Little downside for Tories in Canada Post cuts: poll
How do Canadians feel about service cuts at Canada Post? Depends on how they receive their mail now—and evidently, how they vote.
An Angus Reid Global poll released today found that 58 per cent of respondents disapprove of changes that, among other things, would see door-to-door service eliminated for the one-third of customers lucky enough to still get it (full results and methodology can be found here). Overall, we appear rueful about these reforms to a national institution. Drill down, though, and you get some telling results:
• More than half of Conservative voters, 53 per cent, support the end of door-to-door in urban areas, while less than a third of Liberal and NDP supporters do.

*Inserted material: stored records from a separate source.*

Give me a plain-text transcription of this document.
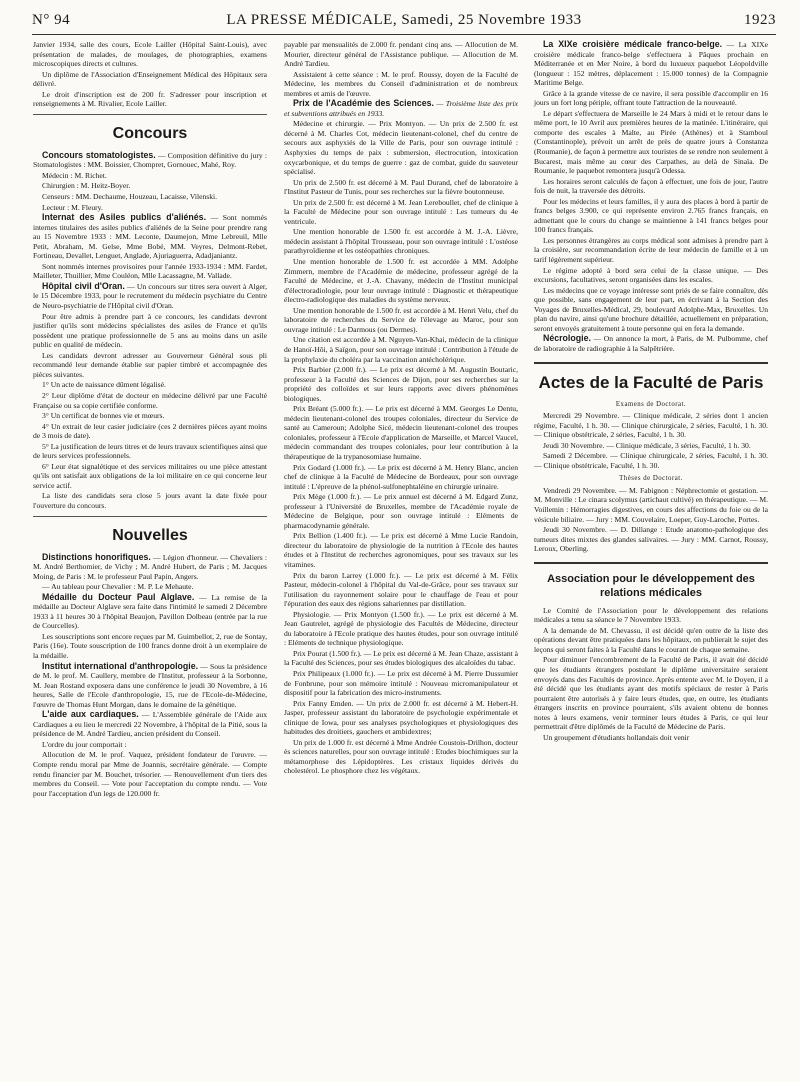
N° 94	LA PRESSE MÉDICALE, Samedi, 25 Novembre 1933	1923

Janvier 1934, salle des cours, Ecole Lailler (Hôpital Saint-Louis), avec présentation de malades, de moulages, de photographies, examens microscopiques directs et cultures.

Un diplôme de l'Association d'Enseignement Médical des Hôpitaux sera délivré.

Le droit d'inscription est de 200 fr. S'adresser pour inscription et renseignements à M. Rivalier, Ecole Lailler.

Concours

Concours stomatologistes. — Composition définitive du jury : Stomatologistes : MM. Boissier, Chompret, Gornouec, Mahé, Roy.

Médecin : M. Richet.

Chirurgien : M. Heitz-Boyer.

Censeurs : MM. Dechaume, Houzeau, Lacaisse, Vilenski.

Lecteur : M. Fleury.

Internat des Asiles publics d'aliénés. — Sont nommés internes titulaires des asiles publics d'aliénés de la Seine pour prendre rang au 15 Novembre 1933 : MM. Leconte, Daumejon, Mme Lebreuil, Mlle Petit, Abraham, M. Gelse, Mme Bobé, MM. Veyres, Delmont-Rebet, Fortineau, Devallet, Lenguet, Anglade, Ajuriaguerra, Adadjaniantz.

Sont nommés internes provisoires pour l'année 1933-1934 : MM. Fardet, Mailleter, Thuillier, Mme Couléon, Mlle Lacassagne, M. Vallade.

Hôpital civil d'Oran. — Un concours sur titres sera ouvert à Alger, le 15 Décembre 1933, pour le recrutement du médecin psychiatre du Centre de Neuro-psychiatrie de l'Hôpital civil d'Oran.

Pour être admis à prendre part à ce concours, les candidats devront justifier qu'ils sont médecins spécialistes des asiles de France et qu'ils possèdent une pratique professionnelle de 5 ans au moins dans un asile public en qualité de médecin.

Les candidats devront adresser au Gouverneur Général sous pli recommandé leur demande établie sur papier timbré et accompagnée des pièces suivantes.

1° Un acte de naissance dûment légalisé.

2° Leur diplôme d'état de docteur en médecine délivré par une Faculté Française ou sa copie certifiée conforme.

3° Un certificat de bonnes vie et mœurs.

4° Un extrait de leur casier judiciaire (ces 2 dernières pièces ayant moins de 3 mois de date).

5° La justification de leurs titres et de leurs travaux scientifiques ainsi que de leurs services professionnels.

6° Leur état signalétique et des services militaires ou une pièce attestant qu'ils ont satisfait aux obligations de la loi militaire en ce qui concerne leur service actif.

La liste des candidats sera close 5 jours avant la date fixée pour l'ouverture du concours.

Nouvelles

Distinctions honorifiques. — Légion d'honneur. — Chevaliers : M. André Berthomier, de Vichy ; M. André Hubert, de Paris ; M. Jacques Moing, de Paris : M. le professeur Paul Papin, Angers.

— Au tableau pour Chevalier : M. P. Le Mehaute.

Médaille du Docteur Paul Alglave. — La remise de la médaille au Docteur Alglave sera faite dans l'intimité le samedi 2 Décembre 1933 à 11 heures 30 à l'hôpital Beaujon, Pavillon Dolbeau (entrée par la rue de Courcelles).

Les souscriptions sont encore reçues par M. Guimbellot, 2, rue de Sontay, Paris (16e). Toute souscription de 100 francs donne droit à un exemplaire de la médaille.

Institut international d'anthropologie. — Sous la présidence de M. le prof. M. Caullery, membre de l'Institut, professeur à la Sorbonne, M. Jean Rostand exposera dans une conférence le jeudi 30 Novembre, à 16 heures, Salle de l'Ecole d'anthropologie, 15, rue de l'Ecole-de-Médecine, l'œuvre de Thomas Hunt Morgan, dans le domaine de la génétique.

L'aide aux cardiaques. — L'Assemblée générale de l'Aide aux Cardiaques a eu lieu le mercredi 22 Novembre, à l'hôpital de la Pitié, sous la présidence de M. André Tardieu, ancien président du Conseil.

L'ordre du jour comportait :

Allocution de M. le prof. Vaquez, président fondateur de l'œuvre. — Compte rendu moral par Mme de Joannis, secrétaire générale. — Compte rendu financier par M. Bouchet, trésorier. — Renouvellement d'un tiers des membres du Conseil. — Vote pour l'acceptation du compte rendu. — Vote pour l'acceptation d'un legs de 120.000 fr.

payable par mensualités de 2.000 fr. pendant cinq ans. — Allocution de M. Mourier, directeur général de l'Assistance publique. — Allocution de M. André Tardieu.

Assistaient à cette séance : M. le prof. Roussy, doyen de la Faculté de Médecine, les membres du Conseil d'administration et de nombreux membres et amis de l'œuvre.

Prix de l'Académie des Sciences. — Troisième liste des prix et subventions attribués en 1933.

Médecine et chirurgie. — Prix Montyon. — Un prix de 2.500 fr. est décerné à M. Charles Cot, médecin lieutenant-colonel, chef du centre de secours aux asphyxiés de la Ville de Paris, pour son ouvrage intitulé : Asphyxies du temps de paix : submersion, électrocution, intoxication oxycarbonique, et du temps de guerre : gaz de combat, guide du sauveteur spécialisé.

Un prix de 2.500 fr. est décerné à M. Paul Durand, chef de laboratoire à l'Institut Pasteur de Tunis, pour ses recherches sur la fièvre boutonneuse.

Un prix de 2.500 fr. est décerné à M. Jean Lereboullet, chef de clinique à la Faculté de Médecine pour son ouvrage intitulé : Les tumeurs du 4e ventricule.

Une mention honorable de 1.500 fr. est accordée à M. J.-A. Lièvre, médecin assistant à l'hôpital Trousseau, pour son ouvrage intitulé : L'ostéose parathyroïdienne et les ostéopathies chroniques.

Une mention honorable de 1.500 fr. est accordée à MM. Adolphe Zimmern, membre de l'Académie de médecine, professeur agrégé de la Faculté de Médecine, et J.-A. Chavany, médecin de l'Institut municipal d'électroradiologie, pour leur ouvrage intitulé : Diagnostic et thérapeutique électro-radiologique des maladies du système nerveux.

Une mention honorable de 1.500 fr. est accordée à M. Henri Velu, chef du laboratoire de recherches du Service de l'élevage au Maroc, pour son ouvrage intitulé : Le Darmous (ou Dermes).

Une citation est accordée à M. Nguyen-Van-Khai, médecin de la clinique de Hanoï-Hôi, à Saïgon, pour son ouvrage intitulé : Contribution à l'étude de la prophylaxie du choléra par la vaccination antécholérique.

Prix Barbier (2.000 fr.). — Le prix est décerné à M. Augustin Boutaric, professeur à la Faculté des Sciences de Dijon, pour ses recherches sur la propriété des colloïdes et sur leurs rapports avec divers phénomènes biologiques.

Prix Bréant (5.000 fr.). — Le prix est décerné à MM. Georges Le Dentu, médecin lieutenant-colonel des troupes coloniales, directeur du Service de santé au Cameroun; Adolphe Sicé, médecin lieutenant-colonel des troupes coloniales, professeur à l'Ecole d'application de Marseille, et Marcel Vaucel, médecin commandant des troupes coloniales, pour leur contribution à la thérapeutique de la trypanosomiase humaine.

Prix Godard (1.000 fr.). — Le prix est décerné à M. Henry Blanc, ancien chef de clinique à la Faculté de Médecine de Bordeaux, pour son ouvrage intitulé : L'épreuve de la phénol-sulfonephtaléine en chirurgie urinaire.

Prix Mège (1.000 fr.). — Le prix annuel est décerné à M. Edgard Zunz, professeur à l'Université de Bruxelles, membre de l'Académie royale de Médecine de Belgique, pour son ouvrage intitulé : Eléments de pharmacodynamie générale.

Prix Bellion (1.400 fr.). — Le prix est décerné à Mme Lucie Randoin, directeur du laboratoire de physiologie de la nutrition à l'Ecole des hautes études et à l'Institut de recherches agronomiques, pour ses travaux sur les vitamines.

Prix du baron Larrey (1.000 fr.). — Le prix est décerné à M. Félix Pasteur, médecin-colonel à l'hôpital du Val-de-Grâce, pour ses travaux sur l'utilisation du rayonnement solaire pour le chauffage de l'eau et pour l'épuration des eaux des régions sahariennes par distillation.

Physiologie. — Prix Montyon (1.500 fr.). — Le prix est décerné à M. Jean Gautrelet, agrégé de physiologie des Facultés de Médecine, directeur du laboratoire à l'Ecole pratique des hautes études, pour son ouvrage intitulé : Eléments de technique physiologique.

Prix Pourat (1.500 fr.). — Le prix est décerné à M. Jean Chaze, assistant à la Faculté des Sciences, pour ses études biologiques des alcaloïdes du tabac.

Prix Philipeaux (1.000 fr.). — Le prix est décerné à M. Pierre Dussumier de Fonbrune, pour son mémoire intitulé : Nouveau micromanipulateur et dispositif pour la fabrication des micro-instruments.

Prix Fanny Emden. — Un prix de 2.000 fr. est décerné à M. Hebert-H. Jasper, professeur assistant du laboratoire de psychologie expérimentale et clinique de Iowa, pour ses analyses psychologiques et physiologiques des habitudes des droitiers, gauchers et ambidextres;

Un prix de 1.000 fr. est décerné à Mme Andrée Coustois-Drilhon, docteur ès sciences naturelles, pour son ouvrage intitulé : Etudes biochimiques sur la métamorphose des Lépidoptères. Les cristaux liquides dérivés du cholestérol. Le phosphore chez les végétaux.

La XIXe croisière médicale franco-belge. — La XIXe croisière médicale franco-belge s'effectuera à Pâques prochain en Méditerranée et en Mer Noire, à bord du luxueux paquebot Léopoldville (longueur : 152 mètres, déplacement : 15.000 tonnes) de la Compagnie Maritime Belge.

Grâce à la grande vitesse de ce navire, il sera possible d'accomplir en 16 jours un fort long périple, offrant toute l'attraction de la nouveauté.

Le départ s'effectuera de Marseille le 24 Mars à midi et le retour dans le même port, le 10 Avril aux premières heures de la matinée. L'itinéraire, qui comporte des escales à Malte, au Pirée (Athènes) et à Stamboul (Constantinople), prévoit un arrêt de près de quatre jours à Constanza (Roumanie), de façon à permettre aux touristes de se rendre non seulement à Bucarest, mais même au cœur des Carpathes, au delà de Sinaïa. De Roumanie, le paquebot remontera jusqu'à Odessa.

Les horaires seront calculés de façon à effectuer, une fois de jour, l'autre fois de nuit, la traversée des détroits.

Pour les médecins et leurs familles, il y aura des places à bord à partir de francs belges 3.900, ce qui représente environ 2.765 francs français, en admettant que le cours du change se maintienne à 141 francs belges pour 100 francs français.

Les personnes étrangères au corps médical sont admises à prendre part à la croisière, sur recommandation écrite de leur médecin de famille et à un tarif légèrement supérieur.

Le régime adopté à bord sera celui de la classe unique. — Des excursions, facultatives, seront organisées dans les escales.

Les médecins que ce voyage intéresse sont priés de se faire connaître, dès que possible, sans engagement de leur part, en écrivant à la Section des Voyages de Bruxelles-Médical, 29, boulevard Adolphe-Max, Bruxelles. Un plan du navire, ainsi qu'une brochure détaillée, actuellement en préparation, seront envoyés gratuitement à toute personne qui en fera la demande.

Nécrologie. — On annonce la mort, à Paris, de M. Pulbomme, chef de laboratoire de radiographie à la Salpêtrière.

Actes de la Faculté de Paris
Examens de Doctorat.

Mercredi 29 Novembre. — Clinique médicale, 2 séries dont 1 ancien régime, Faculté, 1 h. 30. — Clinique chirurgicale, 2 séries, Faculté, 1 h. 30. — Clinique obstétricale, 2 séries, Faculté, 1 h. 30.

Jeudi 30 Novembre. — Clinique médicale, 3 séries, Faculté, 1 h. 30.

Samedi 2 Décembre. — Clinique chirurgicale, 2 séries, Faculté, 1 h. 30. — Clinique obstétricale, Faculté, 1 h. 30.

Thèses de Doctorat.

Vendredi 29 Novembre. — M. Fabignon : Néphrectomie et gestation. — M. Monville : Le cinara scolymus (artichaut cultivé) en thérapeutique. — M. Voillemin : Hémorragies digestives, en cours des affections du foie ou de la vésicule biliaire. — Jury : MM. Couvelaire, Loeper, Guy-Laroche, Portes.

Jeudi 30 Novembre. — D. Dillange : Etude anatomo-pathologique des tumeurs dites mixtes des glandes salivaires. — Jury : MM. Carnot, Roussy, Leroux, Oberling.

Association pour le développement des relations médicales

Le Comité de l'Association pour le développement des relations médicales a tenu sa séance le 7 Novembre 1933.

A la demande de M. Chevassu, il est décidé qu'en outre de la liste des opérations devant être pratiquées dans les hôpitaux, on publierait le sujet des leçons qui seront faites à la Faculté dans le courant de chaque semaine.

Pour diminuer l'encombrement de la Faculté de Paris, il avait été décidé que les étudiants étrangers postulant le diplôme universitaire seraient envoyés dans des Facultés de province. Après entente avec M. le Doyen, il a été décidé que les étudiants ayant des motifs spéciaux de rester à Paris pourraient être autorisés à y faire leurs études, que, en outre, les étudiants étrangers inscrits en province pourraient, s'ils avaient obtenu de bonnes notes à leurs examens, venir terminer leurs études à Paris, ce qui leur permettrait d'être diplômés de la Faculté de Médecine de Paris.

Un groupement d'étudiants hollandais doit venir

• Fully 59 per cent of respondents who already pick up their mail at community mailboxes support the changes. I’ll be the cynic and suggest that these two findings are not unrelated: the Tories are strongest in suburban and rural ridings. Suburban and rural residents aren’t losing much from the end of door-to-door. You don’t suppose the government-appointed bosses at Canada Post took that into account when they hatched this plan, do you?
• Only 48 per cent of those polled consider Canada Post to be an “essential service” and even these believers aren’t using it much; 72 per cent said they send mail less often than four times a month. Two in five do so less than once a month.
• Men seem a lot less worried about mail service than women. Of the 17 per cent of respondents who said they were unaffected and unconcerned by the changes, fully 73 per cent were men. Nearly six in 10 who consider Canada Post an essential service are women. These findings should not surprise guys like me, who haven’t sent a birthday card since the Chrétien years.
• Some 38 per cent of respondents said Canada Post should be privatized, which strikes me as a lot.
In short, even a lot of those angry about the reforms aren’t using the mail enough to make this a ballot-box question in the next federal election. Those affected probably aren’t living in Tory-held ridings, meaning the moves are unlikely to cost the Harper government seats. As Shachi Kurl, vice-president of Angus Reid Global, put it: “These changes appear to give Prime Minister Stephen Harper less trouble with his base.”
All very revealing—though you have to think the political implications were well understood before the first letter of the plan was written.